Generations of Russian leaders have sought to use the fortress to legitimize their vision of statehood. V. Putin initiated the latest structural major change by commissioning the building of a helipad so that he doesn’t have to “fight” the now famous Moscow traffic gridlocks.
Dr. Merridale is an English scholar and professor with another widely acclaimed book on Russia.
This title is the result of many years of research both in London and Moscow and deals from the earliest Moscow Kremlin structure to Ivan The Terrible, to Peter The Great, Catherine The Great, the Romanov tsars, and Nicholas II the last tsar that ended the dynasty.
Bolsheviks started to rule in 1918 and the state changed from absolute dictatorship of J.V. Stalin to Nikita Khrushchev, then to Brezhnew, Yury Antropov, Konstantin Chernenko, Gorbatchev, Boris Yeltsin, and V. Putin.
She not only writes about Kremlin politics but also how a number of tsars commissioned Italian architects, technicians, and craftsmen to build cathedrals or renew walls.
The history of Russia is also explored, but for the reader unfamiliar with Russian history, I recommend an introductory guide to basic Russian history. The reader will then relate to the text better.

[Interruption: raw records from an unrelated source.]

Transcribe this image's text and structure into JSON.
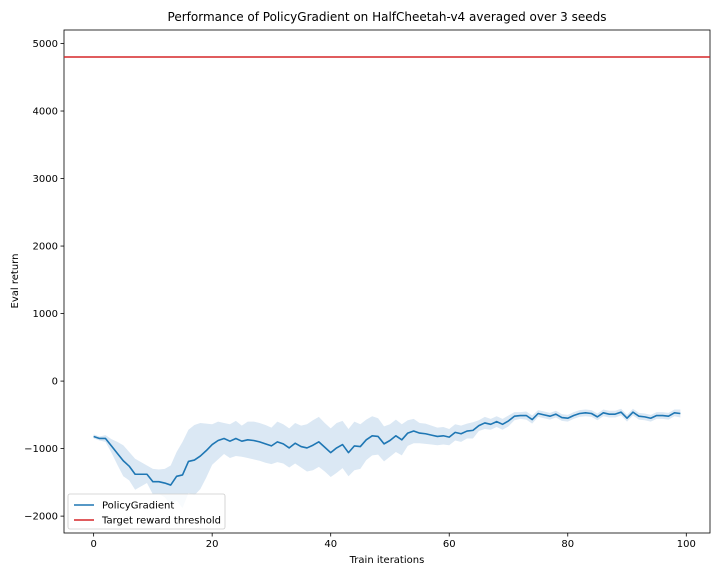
{
  "chart_data": {
    "type": "line",
    "title": "Performance of PolicyGradient on HalfCheetah-v4 averaged over 3 seeds",
    "xlabel": "Train iterations",
    "ylabel": "Eval return",
    "xlim": [
      -5,
      104
    ],
    "ylim": [
      -2250,
      5200
    ],
    "xticks": [
      0,
      20,
      40,
      60,
      80,
      100
    ],
    "yticks": [
      -2000,
      -1000,
      0,
      1000,
      2000,
      3000,
      4000,
      5000
    ],
    "grid": false,
    "legend_position": "lower-left",
    "series": [
      {
        "name": "PolicyGradient",
        "color": "#1f77b4",
        "band_color": "#dbe8f4",
        "x": [
          0,
          1,
          2,
          3,
          4,
          5,
          6,
          7,
          8,
          9,
          10,
          11,
          12,
          13,
          14,
          15,
          16,
          17,
          18,
          19,
          20,
          21,
          22,
          23,
          24,
          25,
          26,
          27,
          28,
          29,
          30,
          31,
          32,
          33,
          34,
          35,
          36,
          37,
          38,
          39,
          40,
          41,
          42,
          43,
          44,
          45,
          46,
          47,
          48,
          49,
          50,
          51,
          52,
          53,
          54,
          55,
          56,
          57,
          58,
          59,
          60,
          61,
          62,
          63,
          64,
          65,
          66,
          67,
          68,
          69,
          70,
          71,
          72,
          73,
          74,
          75,
          76,
          77,
          78,
          79,
          80,
          81,
          82,
          83,
          84,
          85,
          86,
          87,
          88,
          89,
          90,
          91,
          92,
          93,
          94,
          95,
          96,
          97,
          98,
          99
        ],
        "mean": [
          -820,
          -850,
          -850,
          -960,
          -1070,
          -1180,
          -1260,
          -1380,
          -1380,
          -1380,
          -1490,
          -1490,
          -1510,
          -1540,
          -1410,
          -1390,
          -1190,
          -1170,
          -1110,
          -1030,
          -940,
          -880,
          -850,
          -890,
          -850,
          -890,
          -870,
          -880,
          -900,
          -930,
          -960,
          -900,
          -930,
          -990,
          -920,
          -970,
          -990,
          -950,
          -900,
          -980,
          -1060,
          -990,
          -940,
          -1060,
          -960,
          -970,
          -870,
          -810,
          -820,
          -930,
          -880,
          -810,
          -870,
          -770,
          -740,
          -770,
          -780,
          -800,
          -820,
          -810,
          -830,
          -760,
          -780,
          -740,
          -730,
          -660,
          -620,
          -640,
          -600,
          -640,
          -590,
          -520,
          -510,
          -510,
          -570,
          -480,
          -500,
          -520,
          -490,
          -540,
          -550,
          -510,
          -480,
          -470,
          -480,
          -530,
          -470,
          -490,
          -490,
          -460,
          -550,
          -460,
          -520,
          -530,
          -550,
          -510,
          -510,
          -520,
          -470,
          -480
        ],
        "upper": [
          -790,
          -820,
          -800,
          -860,
          -900,
          -950,
          -1050,
          -1150,
          -1200,
          -1250,
          -1300,
          -1310,
          -1300,
          -1250,
          -1050,
          -900,
          -720,
          -650,
          -620,
          -630,
          -640,
          -600,
          -620,
          -640,
          -590,
          -660,
          -600,
          -600,
          -620,
          -650,
          -690,
          -600,
          -640,
          -700,
          -620,
          -660,
          -640,
          -580,
          -530,
          -620,
          -700,
          -620,
          -590,
          -710,
          -600,
          -640,
          -570,
          -520,
          -550,
          -670,
          -640,
          -570,
          -640,
          -580,
          -560,
          -620,
          -630,
          -660,
          -690,
          -680,
          -710,
          -640,
          -660,
          -630,
          -610,
          -580,
          -530,
          -560,
          -520,
          -560,
          -510,
          -460,
          -460,
          -450,
          -510,
          -430,
          -450,
          -470,
          -440,
          -490,
          -500,
          -460,
          -430,
          -420,
          -430,
          -480,
          -420,
          -440,
          -440,
          -410,
          -500,
          -410,
          -470,
          -480,
          -500,
          -460,
          -460,
          -470,
          -420,
          -420
        ],
        "lower": [
          -850,
          -880,
          -900,
          -1060,
          -1240,
          -1410,
          -1470,
          -1610,
          -1560,
          -1510,
          -1680,
          -1670,
          -1720,
          -1830,
          -1770,
          -1880,
          -1660,
          -1690,
          -1600,
          -1430,
          -1240,
          -1160,
          -1080,
          -1140,
          -1110,
          -1120,
          -1140,
          -1160,
          -1180,
          -1210,
          -1230,
          -1200,
          -1220,
          -1280,
          -1220,
          -1280,
          -1340,
          -1320,
          -1270,
          -1340,
          -1420,
          -1360,
          -1290,
          -1410,
          -1320,
          -1300,
          -1170,
          -1100,
          -1090,
          -1190,
          -1120,
          -1050,
          -1100,
          -960,
          -920,
          -920,
          -930,
          -940,
          -950,
          -940,
          -950,
          -880,
          -900,
          -850,
          -850,
          -740,
          -710,
          -720,
          -680,
          -720,
          -670,
          -580,
          -560,
          -570,
          -630,
          -530,
          -550,
          -570,
          -540,
          -590,
          -600,
          -560,
          -530,
          -520,
          -530,
          -580,
          -520,
          -540,
          -540,
          -510,
          -600,
          -510,
          -570,
          -580,
          -600,
          -560,
          -560,
          -570,
          -520,
          -540
        ]
      },
      {
        "name": "Target reward threshold",
        "color": "#d62728",
        "y_constant": 4800
      }
    ]
  }
}
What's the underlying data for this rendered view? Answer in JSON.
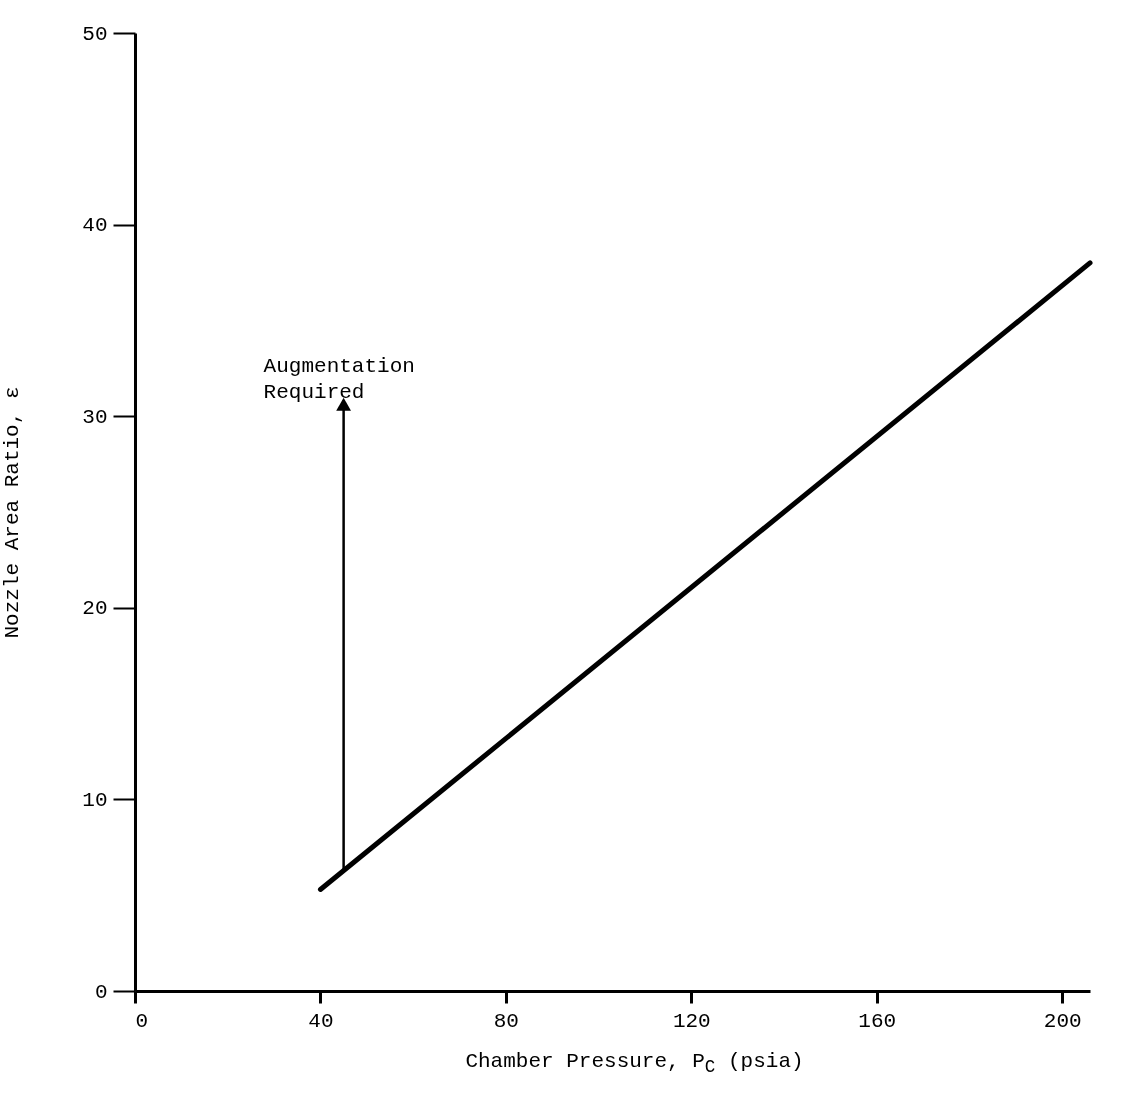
{
  "chart_data": {
    "type": "line",
    "xlabel": "Chamber Pressure, P$_{C}$ (psia)",
    "ylabel": "Nozzle Area Ratio, ε",
    "x": [
      40,
      206
    ],
    "series": [
      {
        "color": "#000000",
        "values": [
          5.3,
          38.0
        ]
      }
    ],
    "xlim": [
      0,
      206
    ],
    "xticks": [
      0,
      40,
      80,
      120,
      160,
      200
    ],
    "ylim": [
      0,
      50
    ],
    "yticks": [
      0,
      10,
      20,
      30,
      40,
      50
    ],
    "grid": false,
    "marker": "none",
    "line_style": "solid",
    "annotations": [
      {
        "text": "Augmentation Required",
        "x": 45,
        "y": 6.3
      }
    ]
  }
}
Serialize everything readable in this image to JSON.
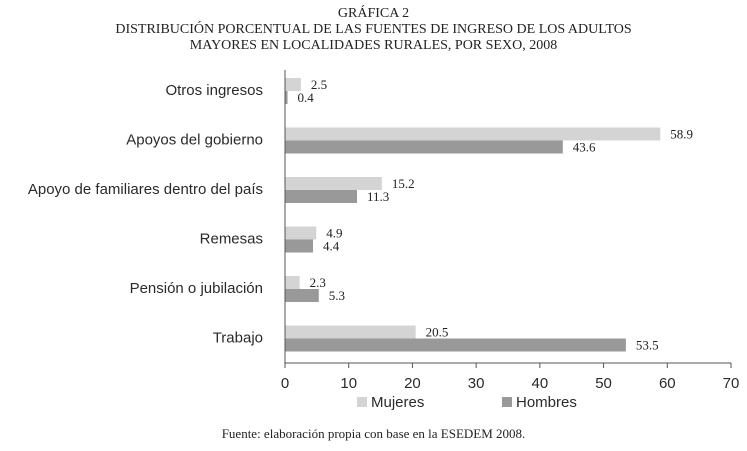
{
  "header": {
    "figure_number": "GRÁFICA 2",
    "title_line1": "DISTRIBUCIÓN PORCENTUAL DE LAS FUENTES DE INGRESO DE LOS ADULTOS",
    "title_line2": "MAYORES EN LOCALIDADES RURALES, POR SEXO, 2008"
  },
  "source_note": "Fuente: elaboración propia con base en la ESEDEM 2008.",
  "colors": {
    "mujeres": "#d4d4d4",
    "hombres": "#999999",
    "axis": "#555555"
  },
  "chart_data": {
    "type": "bar",
    "orientation": "horizontal",
    "title": "DISTRIBUCIÓN PORCENTUAL DE LAS FUENTES DE INGRESO DE LOS ADULTOS MAYORES EN LOCALIDADES RURALES, POR SEXO, 2008",
    "categories": [
      "Otros ingresos",
      "Apoyos del gobierno",
      "Apoyo de  familiares dentro del país",
      "Remesas",
      "Pensión o jubilación",
      "Trabajo"
    ],
    "series": [
      {
        "name": "Mujeres",
        "values": [
          2.5,
          58.9,
          15.2,
          4.9,
          2.3,
          20.5
        ],
        "labels": [
          "2.5",
          "58.9",
          "15.2",
          "4.9",
          "2.3",
          "20.5"
        ]
      },
      {
        "name": "Hombres",
        "values": [
          0.4,
          43.6,
          11.3,
          4.4,
          5.3,
          53.5
        ],
        "labels": [
          "0.4",
          "43.6",
          "11.3",
          "4.4",
          "5.3",
          "53.5"
        ]
      }
    ],
    "xlim": [
      0,
      70
    ],
    "xticks": [
      "0",
      "10",
      "20",
      "30",
      "40",
      "50",
      "60",
      "70"
    ],
    "xlabel": "",
    "ylabel": "",
    "grid": false,
    "legend_position": "bottom"
  }
}
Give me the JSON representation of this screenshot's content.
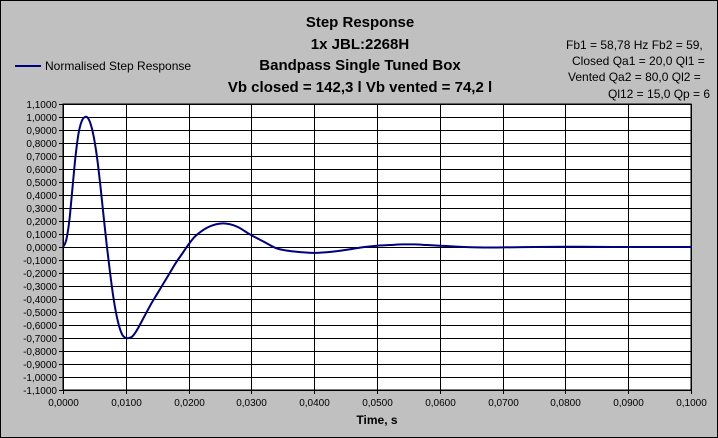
{
  "title": {
    "line1": "Step Response",
    "line2": "1x JBL:2268H",
    "line3": "Bandpass Single Tuned Box",
    "line4": "Vb closed = 142,3 l     Vb vented = 74,2 l"
  },
  "params": {
    "line1": "Fb1 = 58,78 Hz   Fb2 = 59,",
    "line2": "Closed Qa1 = 20,0   Ql1 =",
    "line3": "Vented Qa2 = 80,0   Ql2 =",
    "line4": "Ql12 = 15,0   Qp = 6"
  },
  "colors": {
    "series": "#000080",
    "background": "#c0c0c0",
    "plot_area": "#ffffff",
    "grid": "#000000"
  },
  "chart_data": {
    "type": "line",
    "xlabel": "Time, s",
    "ylabel": "",
    "xlim": [
      0,
      0.1
    ],
    "ylim": [
      -1.1,
      1.1
    ],
    "grid": true,
    "legend_position": "top-left",
    "x_ticks": [
      "0,0000",
      "0,0100",
      "0,0200",
      "0,0300",
      "0,0400",
      "0,0500",
      "0,0600",
      "0,0700",
      "0,0800",
      "0,0900",
      "0,1000"
    ],
    "y_ticks": [
      "1,1000",
      "1,0000",
      "0,9000",
      "0,8000",
      "0,7000",
      "0,6000",
      "0,5000",
      "0,4000",
      "0,3000",
      "0,2000",
      "0,1000",
      "0,0000",
      "-0,1000",
      "-0,2000",
      "-0,3000",
      "-0,4000",
      "-0,5000",
      "-0,6000",
      "-0,7000",
      "-0,8000",
      "-0,9000",
      "-1,0000",
      "-1,1000"
    ],
    "series": [
      {
        "name": "Normalised Step Response",
        "x": [
          0,
          0.0005,
          0.001,
          0.0015,
          0.002,
          0.0025,
          0.003,
          0.0035,
          0.004,
          0.0045,
          0.005,
          0.0055,
          0.006,
          0.0065,
          0.007,
          0.0075,
          0.008,
          0.0085,
          0.009,
          0.0095,
          0.01,
          0.0105,
          0.011,
          0.0115,
          0.012,
          0.013,
          0.014,
          0.015,
          0.016,
          0.017,
          0.018,
          0.019,
          0.02,
          0.021,
          0.022,
          0.023,
          0.024,
          0.025,
          0.026,
          0.027,
          0.028,
          0.029,
          0.03,
          0.032,
          0.034,
          0.036,
          0.038,
          0.04,
          0.042,
          0.044,
          0.046,
          0.048,
          0.05,
          0.052,
          0.054,
          0.056,
          0.058,
          0.06,
          0.062,
          0.064,
          0.066,
          0.068,
          0.07,
          0.075,
          0.08,
          0.085,
          0.09,
          0.095,
          0.1
        ],
        "values": [
          0,
          0.05,
          0.2,
          0.45,
          0.7,
          0.88,
          0.97,
          1.0,
          0.99,
          0.93,
          0.82,
          0.66,
          0.45,
          0.22,
          0.0,
          -0.2,
          -0.38,
          -0.52,
          -0.62,
          -0.68,
          -0.7,
          -0.7,
          -0.69,
          -0.66,
          -0.62,
          -0.53,
          -0.44,
          -0.36,
          -0.28,
          -0.2,
          -0.12,
          -0.05,
          0.02,
          0.08,
          0.12,
          0.15,
          0.17,
          0.18,
          0.18,
          0.17,
          0.15,
          0.12,
          0.09,
          0.04,
          -0.01,
          -0.03,
          -0.04,
          -0.045,
          -0.04,
          -0.03,
          -0.015,
          0.0,
          0.01,
          0.015,
          0.02,
          0.02,
          0.015,
          0.01,
          0.005,
          0.0,
          -0.003,
          -0.004,
          -0.003,
          0.0,
          0.002,
          0.001,
          0.0,
          0.0,
          0.0
        ]
      }
    ]
  }
}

She explains how corrupt and cold-blooded any of the highly placed officials siphoned of millions of rubels and priceless historical documents as well as paintings.
Much of the material presented is new to the western audience and literature thanks to the author’s unprecedented access in Kremlin’s old books.
The Red Fortress is an invaluable book for anyone with an interest in Russian history, and by all accounts it is violent, rich, triumphant, and sad, all at the same time.
Moscow Kremlin is a UNESCO world heritage site and has endured many incarnations.
The stories of Stalin’s policies, his thinking, and those of his ministers would provide with good material for a doctoral dissertation.
Although the focus of the Red Fortress is narrow, occasionally the author writes about Russian history in general.
Dr. Merridale’s writing is clear, concise, a flow well, explains events in detail and points out how hypnotic, beautiful, and historic it is.
There is nothing accidental about Kremlin’s current appearance.
A marvellous book to read and from which to learn.